I had my own quarrels about the way that love and wealth were distributed in my immediate orbit, but this Somalian was so way off base that I couldn’t dismiss it as comic relief from my agony over what my mother might be doing with Ham in Ham’s bathroom or bed.
“For those without faith,” Emad pronounced, in English so I wouldn’t feel left out, “the end is now.” His children stared at my painted-on tattoos. The women smiled at me, and demonstrated elegant finger-licking methods to keep the yellow-brown gravy from dripping onto the table. Someone down the hall was playing Buzz Cocks, very loud. I tried to figure out who, because I didn’t want to have to listen to Emad keep shouting, “For you Westerners, it is code blue!” He had no right to target me for his apocalyptic harangue. “Before we’ve finished our supper,” Emad went on, “the orderlies of the Holy War will be wheeling the West’s corpse out of ICU!” He turned to the children. “What is ICU? Please define for our American guest.”
Quiz and catechism.
The older of the two kids spoke for the first time at the table. “ICU equals ‘Intensive Care Unit.’ It is a place where the infidel die. The faithful are saved so that they can do good.”
Father knows best.
“The infidel will pay!” Emad pledged. “You know what the Immigration people did to my wife at Heathrow? They took her away. They dragged her off to a room and they strip-searched her. They shoved their filthy fingers into my wife, my wife …”
I glanced at the women. They kept their heads lowered. I tasted shame as well as goat meat in the stew.
“I’m sorry,” I mumbled. I was. But I could have said, I envy you, I envy the clarity of your hate. That, too, would have been true. I might’ve been questioned rudely, but not strip-searched, at Heathrow.
My apology cut short Emad’s demagoguery. “How you like the food?” he asked me. Norman Rockwell’s ghost floated in through a closed, grimy window. An immigrant family in an American kitchen sharing its bounty with a guest who has less than they do. Thanksgiving on the Lower Haight. “My wife,” he beamed at the young woman whom I’d watched stirring and stewing, “she is a very good cook, yes?”
“I thought she was your sister,” I countered.
“Wife number one,” Emad bragged. The cook smiled at me from across the table.
I smiled back. “Three stars, I’m a Guide Michelin scout.”
Emad should have left the introductions at that.
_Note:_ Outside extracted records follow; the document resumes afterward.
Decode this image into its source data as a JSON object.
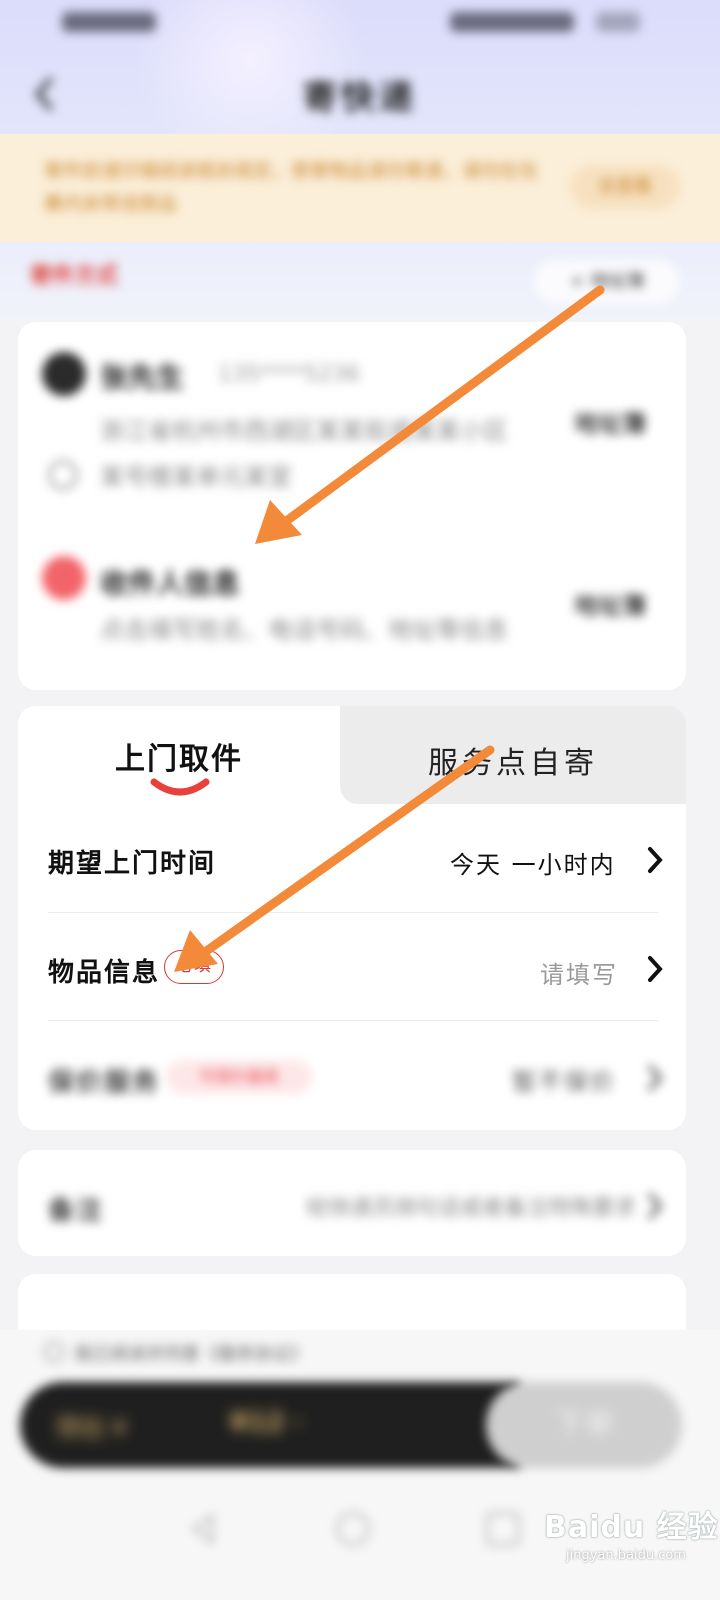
{
  "header": {
    "title": "寄快递",
    "back_icon": "chevron-left-icon"
  },
  "notice": {
    "text": "寄件前请仔细阅读相关规定，禁寄物品请勿寄递，请勿在包裹内夹带违禁品",
    "button": "去查看"
  },
  "address": {
    "section_label": "寄件方式",
    "book_button": "+ 地址簿",
    "sender": {
      "name": "张先生",
      "phone": "135****5236",
      "address": "浙江省杭州市西湖区某某街道某某小区某号楼某单元某室",
      "link": "地址簿"
    },
    "receiver": {
      "name": "收件人信息",
      "hint": "点击填写姓名、电话号码、地址等信息",
      "link": "地址簿"
    }
  },
  "tabs": [
    {
      "label": "上门取件",
      "active": true
    },
    {
      "label": "服务点自寄",
      "active": false
    }
  ],
  "rows": {
    "time": {
      "label": "期望上门时间",
      "value": "今天 一小时内"
    },
    "item": {
      "label": "物品信息",
      "badge": "必填",
      "value": "请填写"
    },
    "guarantee": {
      "label": "保价服务",
      "tag": "可保价最高",
      "value": "暂不保价"
    },
    "remark": {
      "label": "备注",
      "value": "给快递员捎句话或者备注特殊要求"
    }
  },
  "footer": {
    "agreement": "我已阅读并同意《服务协议》",
    "price_label": "预估 ¥",
    "price_value": "¥12 ·",
    "submit": "下单"
  },
  "watermark": {
    "text": "Baidu 经验",
    "sub": "jingyan.baidu.com"
  },
  "colors": {
    "accent_red": "#e0443d",
    "arrow_orange": "#f28a3a",
    "notice_bg": "#fbefd9"
  }
}
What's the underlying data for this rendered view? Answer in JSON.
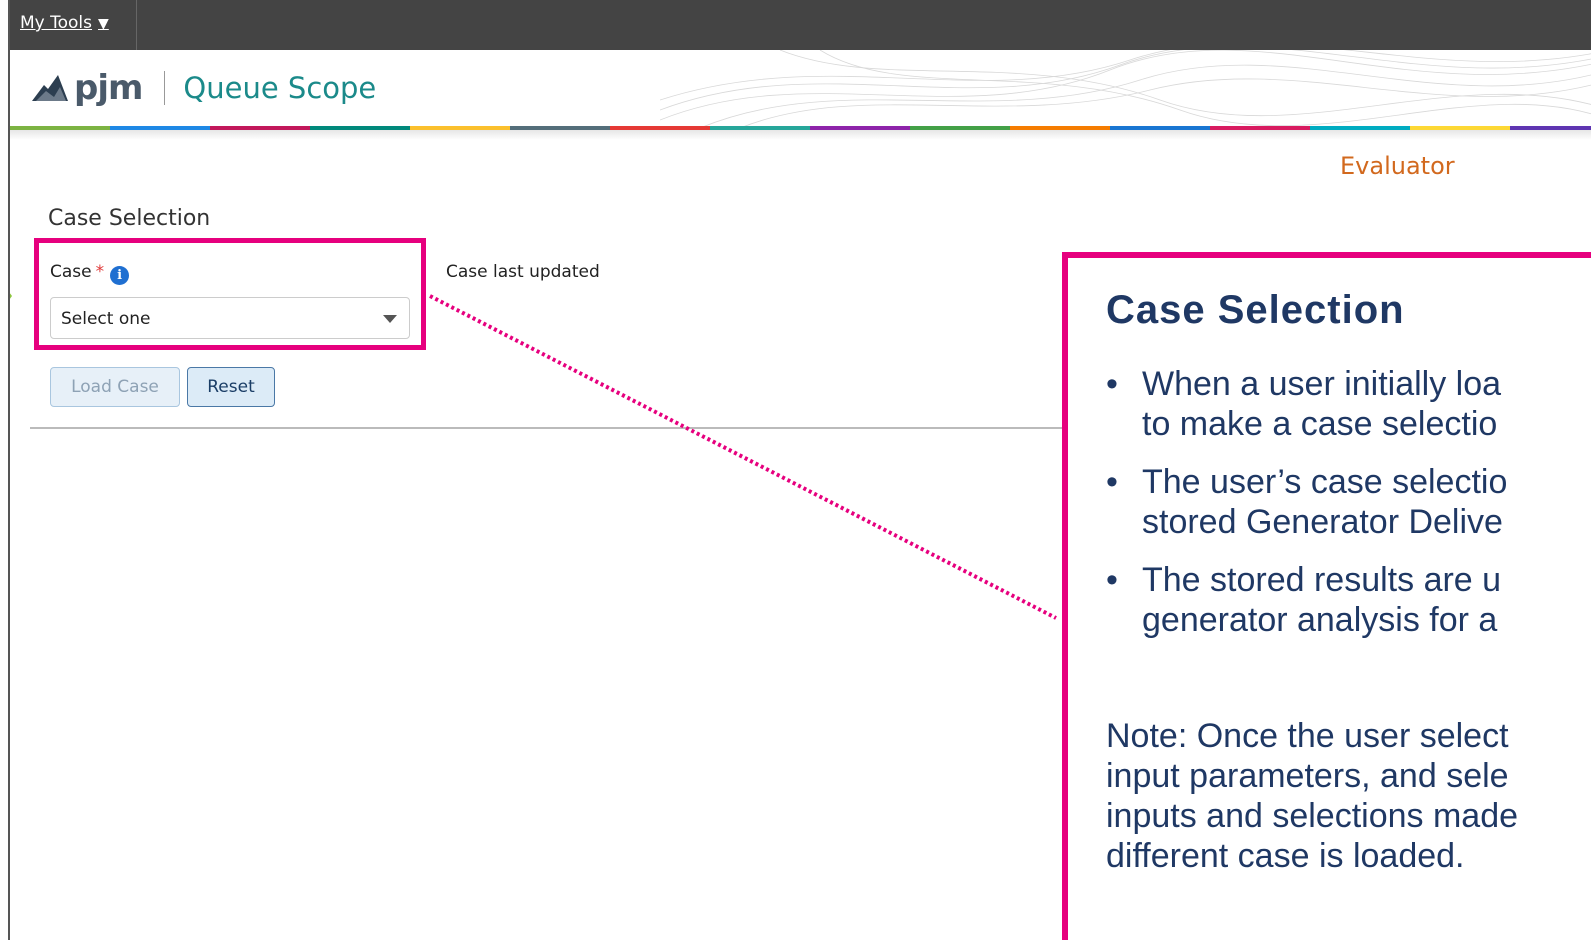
{
  "topbar": {
    "my_tools": "My Tools",
    "my_tools_arrow": "▼"
  },
  "header": {
    "logo_text": "pjm",
    "app_title": "Queue Scope"
  },
  "role": "Evaluator",
  "case_selection": {
    "section_title": "Case Selection",
    "case_label": "Case",
    "required_mark": "*",
    "info_icon": "i",
    "case_last_updated": "Case last updated",
    "select_value": "Select one",
    "load_case_button": "Load Case",
    "reset_button": "Reset"
  },
  "callout": {
    "title": "Case Selection",
    "bullets": [
      [
        "When a user initially loa",
        "to make a case selectio"
      ],
      [
        "The user’s case selectio",
        "stored Generator Delive"
      ],
      [
        "The stored results are u",
        "generator analysis for a"
      ]
    ],
    "note_lines": [
      "Note: Once the user select",
      "input parameters, and sele",
      "inputs and selections made",
      "different case is loaded."
    ]
  },
  "colors": {
    "highlight": "#e6007e",
    "accent_arrow": "#8dc63f",
    "callout_text": "#1f3864",
    "app_title": "#1b8a8a",
    "evaluator": "#d2691e",
    "color_bar": [
      "#7cb342",
      "#1e88e5",
      "#c2185b",
      "#00897b",
      "#fbc02d",
      "#546e7a",
      "#e53935",
      "#26a69a",
      "#8e24aa",
      "#43a047",
      "#f57c00",
      "#1976d2",
      "#d81b60",
      "#00acc1",
      "#fdd835",
      "#5e35b1"
    ]
  },
  "icons": {
    "info": "info-icon",
    "dropdown": "chevron-down-icon",
    "logo": "pjm-logo-icon"
  }
}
But he was in a good mood, maybe even a patriotic mood. “Wife number two,” he continued, pointing to the second-youngest woman. “She is the children’s mother.”
Two wives? A bigamist on Beulah? Maybe the guests on shock shows on TV were more in touch with American reality than Ham and Jess were. I was living a tabloid life.
Emad gestured at the women I’d assumed were his mother and aunt. “Number three and number four.